Bach did not write any wrong notes. Nor did he write too many notes.
If these assertions bother you, or if you disagree with them, you are in good company. Plenty of people, from Bach's time forward, have been angered, frustrated, or dismissive about the challenges Bach sets, performers and listeners alike. And modern scholarship has uncovered interesting information about the fact that plenty of people did not like the man Bach much either-- he drank a stupendous amount of beer and brandy, and an equally stupendous amount of coffee. He was short-tempered and irritable; he was hard on the performers allotted to him; he constantly lobbied for better pay and privileges and musicians; he "rubbernecked" ceaselessly for better positions; he tended to duck out of responsibilities that were distasteful to him; he angered and frustrated his employers. He spent, I think, six weeks in jail at one point for insubordination. He set a very high bar, seems never to have doubted himself and his own gifts, and was unbending, right to his death. His Leipzig employers, fed up with the power he wielded, put a cap on the position he had held-- no Kapellmeister following him ever had the pay, the title, or the privileges he had enjoyed, ever again. Bach was as relentless and difficult as his music is.
After one of our more grueling rehearsals, one of Chorale’s singers laughingly commented on my emotional attachment to Bach, and to the motet we are preparing. I'm glad he was able to laugh. Performing Bach brings out the worst, as well as the best, in me. Each time I prepare even a relatively short work of his, the effort consumes me-- and consumes a disproportionate amount of rehearsal time.

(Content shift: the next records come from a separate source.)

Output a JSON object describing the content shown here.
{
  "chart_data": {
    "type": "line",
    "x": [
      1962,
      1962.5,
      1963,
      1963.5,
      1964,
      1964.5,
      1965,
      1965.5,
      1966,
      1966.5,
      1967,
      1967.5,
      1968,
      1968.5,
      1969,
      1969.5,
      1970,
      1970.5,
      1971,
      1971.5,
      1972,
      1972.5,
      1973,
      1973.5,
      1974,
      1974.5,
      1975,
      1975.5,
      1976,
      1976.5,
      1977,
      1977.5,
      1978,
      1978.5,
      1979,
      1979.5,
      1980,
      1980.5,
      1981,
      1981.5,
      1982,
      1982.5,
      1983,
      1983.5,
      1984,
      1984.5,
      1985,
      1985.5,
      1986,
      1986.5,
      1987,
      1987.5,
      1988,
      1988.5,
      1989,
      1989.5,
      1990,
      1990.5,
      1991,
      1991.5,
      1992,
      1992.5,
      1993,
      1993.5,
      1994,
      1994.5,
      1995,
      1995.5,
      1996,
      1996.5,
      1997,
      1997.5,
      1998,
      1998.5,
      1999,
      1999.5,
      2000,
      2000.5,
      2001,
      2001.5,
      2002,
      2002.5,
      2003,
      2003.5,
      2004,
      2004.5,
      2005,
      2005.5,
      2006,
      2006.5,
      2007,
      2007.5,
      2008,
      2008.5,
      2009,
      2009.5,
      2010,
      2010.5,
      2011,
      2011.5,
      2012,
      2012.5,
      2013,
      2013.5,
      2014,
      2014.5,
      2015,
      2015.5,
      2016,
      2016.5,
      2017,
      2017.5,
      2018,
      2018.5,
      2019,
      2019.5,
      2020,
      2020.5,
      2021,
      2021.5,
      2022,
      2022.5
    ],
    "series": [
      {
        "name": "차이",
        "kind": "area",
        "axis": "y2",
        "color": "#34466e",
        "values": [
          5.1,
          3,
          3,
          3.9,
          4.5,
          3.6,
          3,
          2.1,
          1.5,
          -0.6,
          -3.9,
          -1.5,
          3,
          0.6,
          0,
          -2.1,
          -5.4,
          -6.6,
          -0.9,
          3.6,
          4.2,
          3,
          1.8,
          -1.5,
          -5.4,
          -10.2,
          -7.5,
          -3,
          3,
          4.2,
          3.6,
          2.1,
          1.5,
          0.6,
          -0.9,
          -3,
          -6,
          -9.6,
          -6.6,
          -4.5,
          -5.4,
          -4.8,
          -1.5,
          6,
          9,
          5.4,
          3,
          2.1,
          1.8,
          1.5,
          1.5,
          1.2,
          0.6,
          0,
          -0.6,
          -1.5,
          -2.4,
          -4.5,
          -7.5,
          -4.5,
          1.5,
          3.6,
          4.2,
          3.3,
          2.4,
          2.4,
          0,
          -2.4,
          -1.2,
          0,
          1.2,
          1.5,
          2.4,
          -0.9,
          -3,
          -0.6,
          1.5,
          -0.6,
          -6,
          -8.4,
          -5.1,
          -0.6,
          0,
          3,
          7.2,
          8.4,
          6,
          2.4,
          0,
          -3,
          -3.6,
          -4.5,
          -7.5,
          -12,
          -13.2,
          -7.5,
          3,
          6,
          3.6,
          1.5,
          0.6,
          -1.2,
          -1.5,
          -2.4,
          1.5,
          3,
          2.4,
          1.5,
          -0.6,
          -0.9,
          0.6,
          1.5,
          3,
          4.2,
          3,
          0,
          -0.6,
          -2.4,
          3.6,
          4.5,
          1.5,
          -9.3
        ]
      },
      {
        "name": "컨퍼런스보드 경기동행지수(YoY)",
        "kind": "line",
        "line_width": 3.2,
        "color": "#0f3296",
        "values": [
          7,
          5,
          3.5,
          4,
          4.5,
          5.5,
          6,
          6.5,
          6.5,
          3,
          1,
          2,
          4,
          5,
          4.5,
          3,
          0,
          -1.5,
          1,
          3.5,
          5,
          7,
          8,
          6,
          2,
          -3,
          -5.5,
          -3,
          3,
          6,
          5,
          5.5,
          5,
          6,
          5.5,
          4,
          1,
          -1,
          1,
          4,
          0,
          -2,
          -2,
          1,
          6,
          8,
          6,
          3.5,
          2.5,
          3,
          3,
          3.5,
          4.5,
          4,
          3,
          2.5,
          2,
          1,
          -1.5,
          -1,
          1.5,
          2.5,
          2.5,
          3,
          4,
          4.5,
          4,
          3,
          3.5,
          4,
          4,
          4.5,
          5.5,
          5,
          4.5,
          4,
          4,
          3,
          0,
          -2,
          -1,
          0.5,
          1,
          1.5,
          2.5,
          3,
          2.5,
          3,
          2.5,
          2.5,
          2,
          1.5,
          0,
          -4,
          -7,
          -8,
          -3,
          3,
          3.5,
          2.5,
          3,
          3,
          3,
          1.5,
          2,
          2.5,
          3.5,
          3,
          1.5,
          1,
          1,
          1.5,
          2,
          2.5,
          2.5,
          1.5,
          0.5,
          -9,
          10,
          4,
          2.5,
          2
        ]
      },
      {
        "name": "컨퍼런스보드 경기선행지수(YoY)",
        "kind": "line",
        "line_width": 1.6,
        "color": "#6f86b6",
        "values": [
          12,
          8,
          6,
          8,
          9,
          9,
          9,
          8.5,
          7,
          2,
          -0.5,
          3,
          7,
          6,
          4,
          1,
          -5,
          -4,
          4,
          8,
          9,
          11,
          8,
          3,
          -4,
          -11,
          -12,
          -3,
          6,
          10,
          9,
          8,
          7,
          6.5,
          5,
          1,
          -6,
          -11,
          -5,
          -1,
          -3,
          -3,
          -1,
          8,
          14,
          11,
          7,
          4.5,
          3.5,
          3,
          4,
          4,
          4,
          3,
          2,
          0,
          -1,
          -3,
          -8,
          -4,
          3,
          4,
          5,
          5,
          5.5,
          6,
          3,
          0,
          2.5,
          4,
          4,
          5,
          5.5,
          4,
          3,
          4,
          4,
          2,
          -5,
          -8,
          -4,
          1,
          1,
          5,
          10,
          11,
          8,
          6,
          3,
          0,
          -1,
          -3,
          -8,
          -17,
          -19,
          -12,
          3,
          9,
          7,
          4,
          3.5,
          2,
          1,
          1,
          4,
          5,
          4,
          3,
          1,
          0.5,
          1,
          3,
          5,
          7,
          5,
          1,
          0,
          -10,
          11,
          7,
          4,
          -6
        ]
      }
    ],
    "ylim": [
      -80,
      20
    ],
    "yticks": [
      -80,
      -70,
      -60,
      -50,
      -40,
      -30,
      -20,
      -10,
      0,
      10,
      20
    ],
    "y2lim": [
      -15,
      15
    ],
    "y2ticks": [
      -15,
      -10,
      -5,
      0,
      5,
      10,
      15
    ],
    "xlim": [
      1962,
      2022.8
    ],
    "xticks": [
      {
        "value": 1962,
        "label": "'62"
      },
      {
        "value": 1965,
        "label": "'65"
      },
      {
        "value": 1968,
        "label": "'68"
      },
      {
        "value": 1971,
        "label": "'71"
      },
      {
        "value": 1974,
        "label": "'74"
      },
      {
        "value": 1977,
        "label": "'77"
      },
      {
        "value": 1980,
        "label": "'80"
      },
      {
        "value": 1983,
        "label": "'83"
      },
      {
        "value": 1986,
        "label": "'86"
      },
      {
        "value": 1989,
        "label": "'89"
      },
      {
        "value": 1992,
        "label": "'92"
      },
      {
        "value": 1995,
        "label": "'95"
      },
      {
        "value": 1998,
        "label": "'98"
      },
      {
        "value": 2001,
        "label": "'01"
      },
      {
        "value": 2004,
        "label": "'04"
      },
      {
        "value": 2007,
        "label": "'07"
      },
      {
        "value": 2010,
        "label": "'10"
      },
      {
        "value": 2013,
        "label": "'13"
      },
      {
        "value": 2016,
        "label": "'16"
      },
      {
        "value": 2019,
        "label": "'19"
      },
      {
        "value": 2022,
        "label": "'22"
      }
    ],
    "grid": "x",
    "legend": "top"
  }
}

When I sang with Robert Shaw, the singers sat in a circle, with him and the accompanist in the middle. If there were too many singers for a single row, we sat in two rows-- but he frequently moved the back row to the front, and the front to the back, so that all of use were equally scrutinized and under pressure. As we rehearsed, he would prowl around inside the circle, like a lion pacing in its cage-- watching us, listening to us individually, unexpectedly barking or screaming when he saw or heard something he did not like. It could be terrifying. Plenty of people did not like Mr. Shaw. He might stop in front of you, stare at you, listen for a few minutes, prowl on-- you wouldn't know if he liked or hated what he heard. One thing, though-- you were sure you could never hide from him; and you were sure you could never hide from the music.
Mr. Shaw's singers were highly skilled and presumably very committed; by definition, we were expected to live up to his standards, or else hit the road. We were expected to want what he wanted, see the same possibilities he saw, and do what was necessary to satisfy his goals. Of course, he would tell us that we were serving the music, the composer, and not him-- but it was hard to separate the two. Some wanted this push, this discipline; others did not, and really would not take it. Rehearsal breaks would often devolve into small groups, griping about him or defending him; some singers who were clearly disenchanted just shut down-- and once a particular preparation or project was over, disappeared, never to be seen again. One thing we all wondered: how could we possibly treat our choirs the way Mr. Shaw treated us?
Chorale members who were singing with me at The University of Chicago way back when I first sang for Mr. Shaw remember how galvanized I was, when I returned to my own choirs after my first summer with him. I have no doubt that I became, in the course of that summer, a better choral conductor, as well as much less fun to spend an evening with at Jimmy's. Most conductors have something of Mr. Shaw’s temper and drive in them-- and much of what he did, besides teaching us invaluable techniques, was to unlock that guy and let him loose in us. And inevitably, when we returned to our own choirs, we discovered we could not behave that way and get away with it-- too many of our singers would quit, and we did not have an infinite number of good singers waiting around to take their places. We had to come to some sort of compromise with our own situations, and work at the level that was possible for each of us.
I am completely committed to amateur choral singing. I probably was so before meeting Mr. Shaw, but he defined this and solidified it in me. I believe that singing great music together is the closest we will ever get to heaven; I perceive through it the salvation of the world. I know that Bach did not compose for anything like an American amateur community-based choir; neither did Schoenberg, neither did Vierne. I know that what those composers ask of Chorale-- and what they ask of me, as conductor-- is impossible. I also know that, in our troubled world, life might not be very much worth living, if we do not continue to believe in the impossible, and act on that belief. I do not exaggerate or grandstand when I maintain, week after week, year after year, that we will, as individuals, as a choir, as a society, be utterly changed, if we can just finally sing all the right notes in this Bach motet, in this Schoenberg "illusion" (he himself did not finally believe in his piece, or its message)-- that through singing them, we will come to understand why we sing them, and why Bach and Schoenberg wrote them-- and, like Tennyson's flower in the crannied wall, we will finally know what God and man is.